There is no discussion that Python is one of the most popular programming languages for Data Scientist s— and it makes sense. Python and more specifically Python Package Index (PyPI) has an impressive number of data science libraries and packages, like for example NumPy, SciPy, Pandas, Matplotlib and the list goes on and on. So you put that together with a massive developer community, plus a language with relatively low learning curve (sorry if you got offended by this last part, it is what it is, get over it), makes Python a great choice for Data Science.

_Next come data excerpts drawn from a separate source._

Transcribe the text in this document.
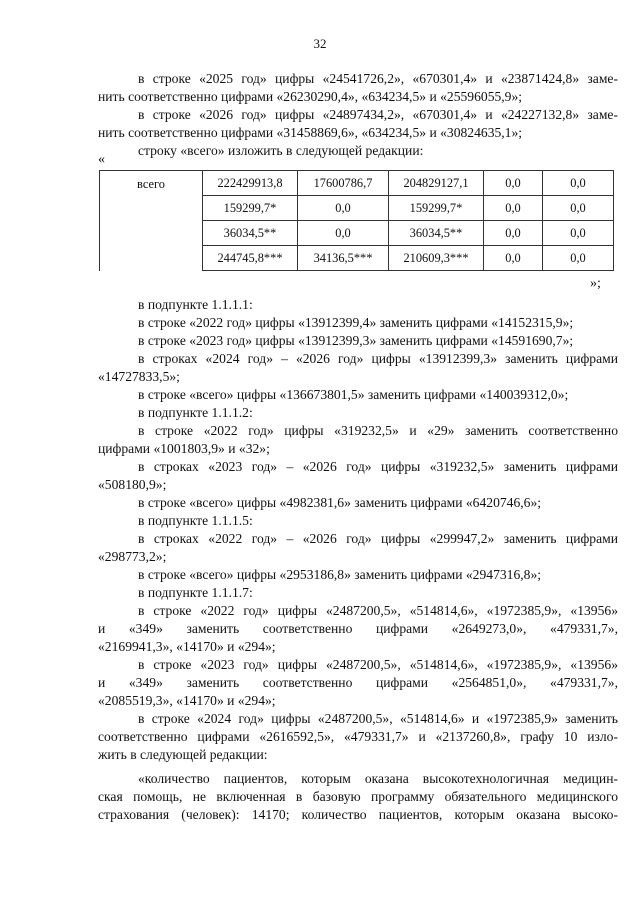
32
в строке «2025 год» цифры «24541726,2», «670301,4» и «23871424,8» заме-
нить соответственно цифрами «26230290,4», «634234,5» и «25596055,9»;
в строке «2026 год» цифры «24897434,2», «670301,4» и «24227132,8» заме-
нить соответственно цифрами «31458869,6», «634234,5» и «30824635,1»;
строку «всего» изложить в следующей редакции:
«
всего	222429913,8	17600786,7	204829127,1	0,0	0,0
	159299,7*	0,0	159299,7*	0,0	0,0
	36034,5**	0,0	36034,5**	0,0	0,0
	244745,8***	34136,5***	210609,3***	0,0	0,0
»;
в подпункте 1.1.1.1:
в строке «2022 год» цифры «13912399,4» заменить цифрами «14152315,9»;
в строке «2023 год» цифры «13912399,3» заменить цифрами «14591690,7»;
в строках «2024 год» – «2026 год» цифры «13912399,3» заменить цифрами
«14727833,5»;
в строке «всего» цифры «136673801,5» заменить цифрами «140039312,0»;
в подпункте 1.1.1.2:
в строке «2022 год» цифры «319232,5» и «29» заменить соответственно
цифрами «1001803,9» и «32»;
в строках «2023 год» – «2026 год» цифры «319232,5» заменить цифрами
«508180,9»;
в строке «всего» цифры «4982381,6» заменить цифрами «6420746,6»;
в подпункте 1.1.1.5:
в строках «2022 год» – «2026 год» цифры «299947,2» заменить цифрами
«298773,2»;
в строке «всего» цифры «2953186,8» заменить цифрами «2947316,8»;
в подпункте 1.1.1.7:
в строке «2022 год» цифры «2487200,5», «514814,6», «1972385,9», «13956»
и «349» заменить соответственно цифрами «2649273,0», «479331,7»,
«2169941,3», «14170» и «294»;
в строке «2023 год» цифры «2487200,5», «514814,6», «1972385,9», «13956»
и «349» заменить соответственно цифрами «2564851,0», «479331,7»,
«2085519,3», «14170» и «294»;
в строке «2024 год» цифры «2487200,5», «514814,6» и «1972385,9» заменить
соответственно цифрами «2616592,5», «479331,7» и «2137260,8», графу 10 изло-
жить в следующей редакции:
«количество пациентов, которым оказана высокотехнологичная медицин-
ская помощь, не включенная в базовую программу обязательного медицинского
страхования (человек): 14170; количество пациентов, которым оказана высоко-
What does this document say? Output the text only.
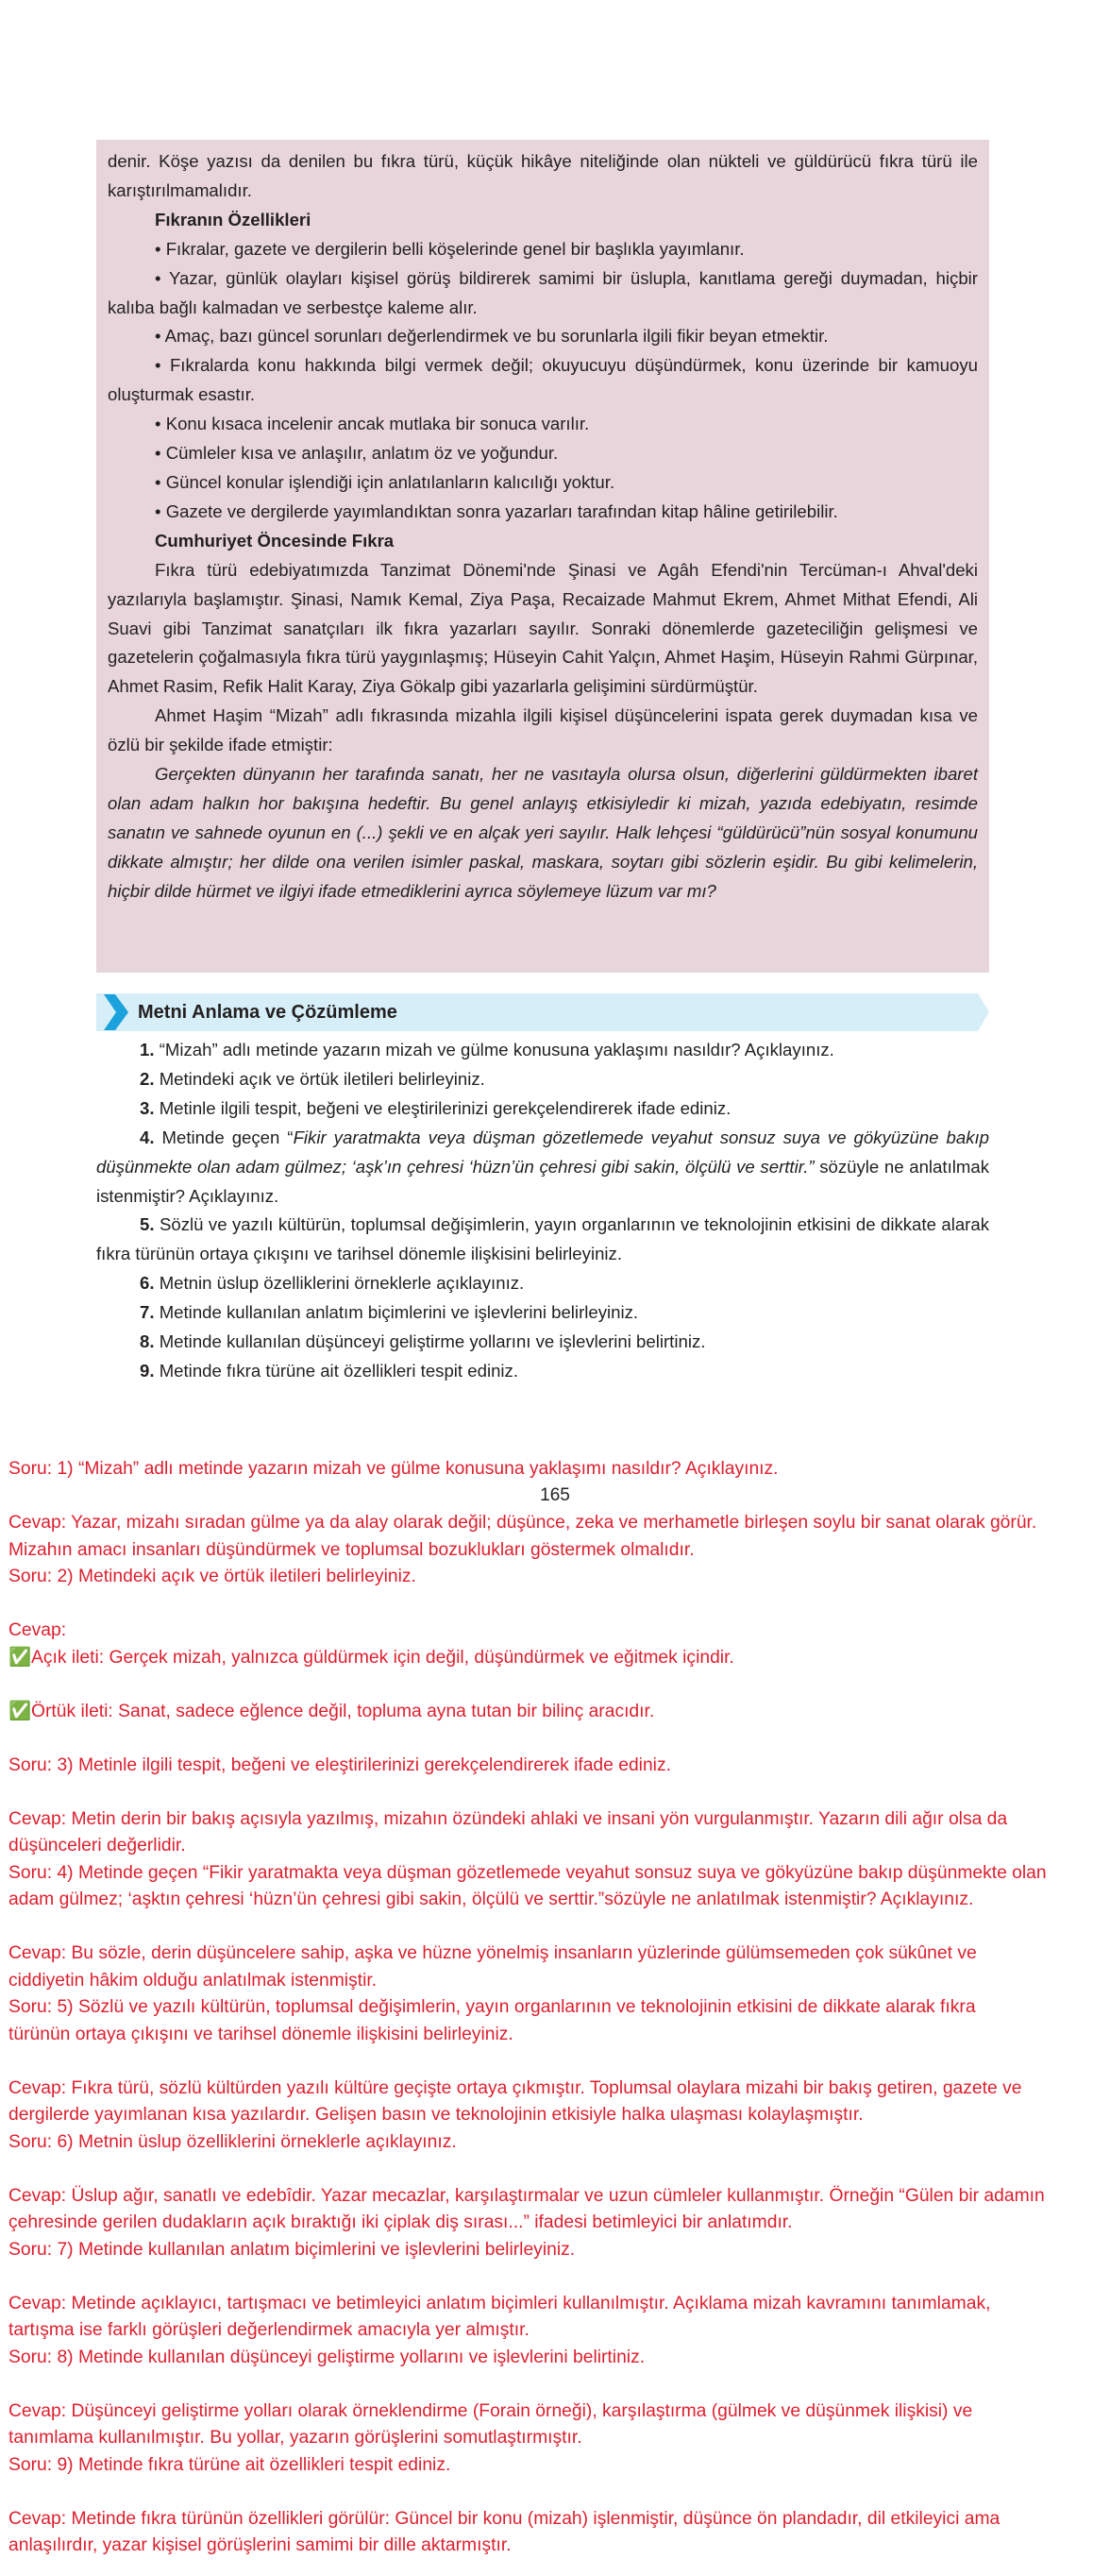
denir. Köşe yazısı da denilen bu fıkra türü, küçük hikâye niteliğinde olan nükteli ve güldürücü fıkra türü ile karıştırılmamalıdır.

Fıkranın Özellikleri

• Fıkralar, gazete ve dergilerin belli köşelerinde genel bir başlıkla yayımlanır.

• Yazar, günlük olayları kişisel görüş bildirerek samimi bir üslupla, kanıtlama gereği duymadan, hiçbir kalıba bağlı kalmadan ve serbestçe kaleme alır.

• Amaç, bazı güncel sorunları değerlendirmek ve bu sorunlarla ilgili fikir beyan etmektir.

• Fıkralarda konu hakkında bilgi vermek değil; okuyucuyu düşündürmek, konu üzerinde bir kamuoyu oluşturmak esastır.

• Konu kısaca incelenir ancak mutlaka bir sonuca varılır.

• Cümleler kısa ve anlaşılır, anlatım öz ve yoğundur.

• Güncel konular işlendiği için anlatılanların kalıcılığı yoktur.

• Gazete ve dergilerde yayımlandıktan sonra yazarları tarafından kitap hâline getirilebilir.

Cumhuriyet Öncesinde Fıkra

Fıkra türü edebiyatımızda Tanzimat Dönemi'nde Şinasi ve Agâh Efendi'nin Tercüman-ı Ahval'deki yazılarıyla başlamıştır. Şinasi, Namık Kemal, Ziya Paşa, Recaizade Mahmut Ekrem, Ahmet Mithat Efendi, Ali Suavi gibi Tanzimat sanatçıları ilk fıkra yazarları sayılır. Sonraki dönemlerde gazeteciliğin gelişmesi ve gazetelerin çoğalmasıyla fıkra türü yaygınlaşmış; Hüseyin Cahit Yalçın, Ahmet Haşim, Hüseyin Rahmi Gürpınar, Ahmet Rasim, Refik Halit Karay, Ziya Gökalp gibi yazarlarla gelişimini sürdürmüştür.

Ahmet Haşim “Mizah” adlı fıkrasında mizahla ilgili kişisel düşüncelerini ispata gerek duymadan kısa ve özlü bir şekilde ifade etmiştir:

Gerçekten dünyanın her tarafında sanatı, her ne vasıtayla olursa olsun, diğerlerini güldürmekten ibaret olan adam halkın hor bakışına hedeftir. Bu genel anlayış etkisiyledir ki mizah, yazıda edebiyatın, resimde sanatın ve sahnede oyunun en (...) şekli ve en alçak yeri sayılır. Halk lehçesi “güldürücü”nün sosyal konumunu dikkate almıştır; her dilde ona verilen isimler paskal, maskara, soytarı gibi sözlerin eşidir. Bu gibi kelimelerin, hiçbir dilde hürmet ve ilgiyi ifade etmediklerini ayrıca söylemeye lüzum var mı?

Metni Anlama ve Çözümleme

1. “Mizah” adlı metinde yazarın mizah ve gülme konusuna yaklaşımı nasıldır? Açıklayınız.

2. Metindeki açık ve örtük iletileri belirleyiniz.

3. Metinle ilgili tespit, beğeni ve eleştirilerinizi gerekçelendirerek ifade ediniz.

4. Metinde geçen “Fikir yaratmakta veya düşman gözetlemede veyahut sonsuz suya ve gökyüzüne bakıp düşünmekte olan adam gülmez; ‘aşk’ın çehresi ‘hüzn’ün çehresi gibi sakin, ölçülü ve serttir.” sözüyle ne anlatılmak istenmiştir? Açıklayınız.

5. Sözlü ve yazılı kültürün, toplumsal değişimlerin, yayın organlarının ve teknolojinin etkisini de dikkate alarak fıkra türünün ortaya çıkışını ve tarihsel dönemle ilişkisini belirleyiniz.

6. Metnin üslup özelliklerini örneklerle açıklayınız.

7. Metinde kullanılan anlatım biçimlerini ve işlevlerini belirleyiniz.

8. Metinde kullanılan düşünceyi geliştirme yollarını ve işlevlerini belirtiniz.

9. Metinde fıkra türüne ait özellikleri tespit ediniz.

165
Soru: 1) “Mizah” adlı metinde yazarın mizah ve gülme konusuna yaklaşımı nasıldır? Açıklayınız.
Cevap: Yazar, mizahı sıradan gülme ya da alay olarak değil; düşünce, zeka ve merhametle birleşen soylu bir sanat olarak görür.
Mizahın amacı insanları düşündürmek ve toplumsal bozuklukları göstermek olmalıdır.
Soru: 2) Metindeki açık ve örtük iletileri belirleyiniz.
Cevap:
✅Açık ileti: Gerçek mizah, yalnızca güldürmek için değil, düşündürmek ve eğitmek içindir.
✅Örtük ileti: Sanat, sadece eğlence değil, topluma ayna tutan bir bilinç aracıdır.
Soru: 3) Metinle ilgili tespit, beğeni ve eleştirilerinizi gerekçelendirerek ifade ediniz.
Cevap: Metin derin bir bakış açısıyla yazılmış, mizahın özündeki ahlaki ve insani yön vurgulanmıştır. Yazarın dili ağır olsa da
düşünceleri değerlidir.
Soru: 4) Metinde geçen “Fikir yaratmakta veya düşman gözetlemede veyahut sonsuz suya ve gökyüzüne bakıp düşünmekte olan
adam gülmez; ‘aşktın çehresi ‘hüzn’ün çehresi gibi sakin, ölçülü ve serttir.”sözüyle ne anlatılmak istenmiştir? Açıklayınız.
Cevap: Bu sözle, derin düşüncelere sahip, aşka ve hüzne yönelmiş insanların yüzlerinde gülümsemeden çok sükûnet ve
ciddiyetin hâkim olduğu anlatılmak istenmiştir.
Soru: 5) Sözlü ve yazılı kültürün, toplumsal değişimlerin, yayın organlarının ve teknolojinin etkisini de dikkate alarak fıkra
türünün ortaya çıkışını ve tarihsel dönemle ilişkisini belirleyiniz.
Cevap: Fıkra türü, sözlü kültürden yazılı kültüre geçişte ortaya çıkmıştır. Toplumsal olaylara mizahi bir bakış getiren, gazete ve
dergilerde yayımlanan kısa yazılardır. Gelişen basın ve teknolojinin etkisiyle halka ulaşması kolaylaşmıştır.
Soru: 6) Metnin üslup özelliklerini örneklerle açıklayınız.
Cevap: Üslup ağır, sanatlı ve edebîdir. Yazar mecazlar, karşılaştırmalar ve uzun cümleler kullanmıştır. Örneğin “Gülen bir adamın
çehresinde gerilen dudakların açık bıraktığı iki çiplak diş sırası...” ifadesi betimleyici bir anlatımdır.
Soru: 7) Metinde kullanılan anlatım biçimlerini ve işlevlerini belirleyiniz.
Cevap: Metinde açıklayıcı, tartışmacı ve betimleyici anlatım biçimleri kullanılmıştır. Açıklama mizah kavramını tanımlamak,
tartışma ise farklı görüşleri değerlendirmek amacıyla yer almıştır.
Soru: 8) Metinde kullanılan düşünceyi geliştirme yollarını ve işlevlerini belirtiniz.
Cevap: Düşünceyi geliştirme yolları olarak örneklendirme (Forain örneği), karşılaştırma (gülmek ve düşünmek ilişkisi) ve
tanımlama kullanılmıştır. Bu yollar, yazarın görüşlerini somutlaştırmıştır.
Soru: 9) Metinde fıkra türüne ait özellikleri tespit ediniz.
Cevap: Metinde fıkra türünün özellikleri görülür: Güncel bir konu (mizah) işlenmiştir, düşünce ön plandadır, dil etkileyici ama
anlaşılırdır, yazar kişisel görüşlerini samimi bir dille aktarmıştır.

After taking a better look into some of these libraries I found out that a lot of them are actually implemented in C and C++ for obvious reasons, better perfomance over all, and providing foreign function interfaces (FFIs) or Python bindings so you can call those functions form Python it self. It’s no secret that pure Python is not the most performant of programming languages, I don’t know the exact number and hey don’t go quoting me on it, but I heard that in some cases Python can be 100x slower than C or C++. Anyway, getting back to the point, these lower level languages implementations have better execution time and also memory management. Putting these two together makes everything more scalable and therefore cheaper also. So if you can have a more performant code to accomplish data science tasks and the integrate them with your Python code, why not?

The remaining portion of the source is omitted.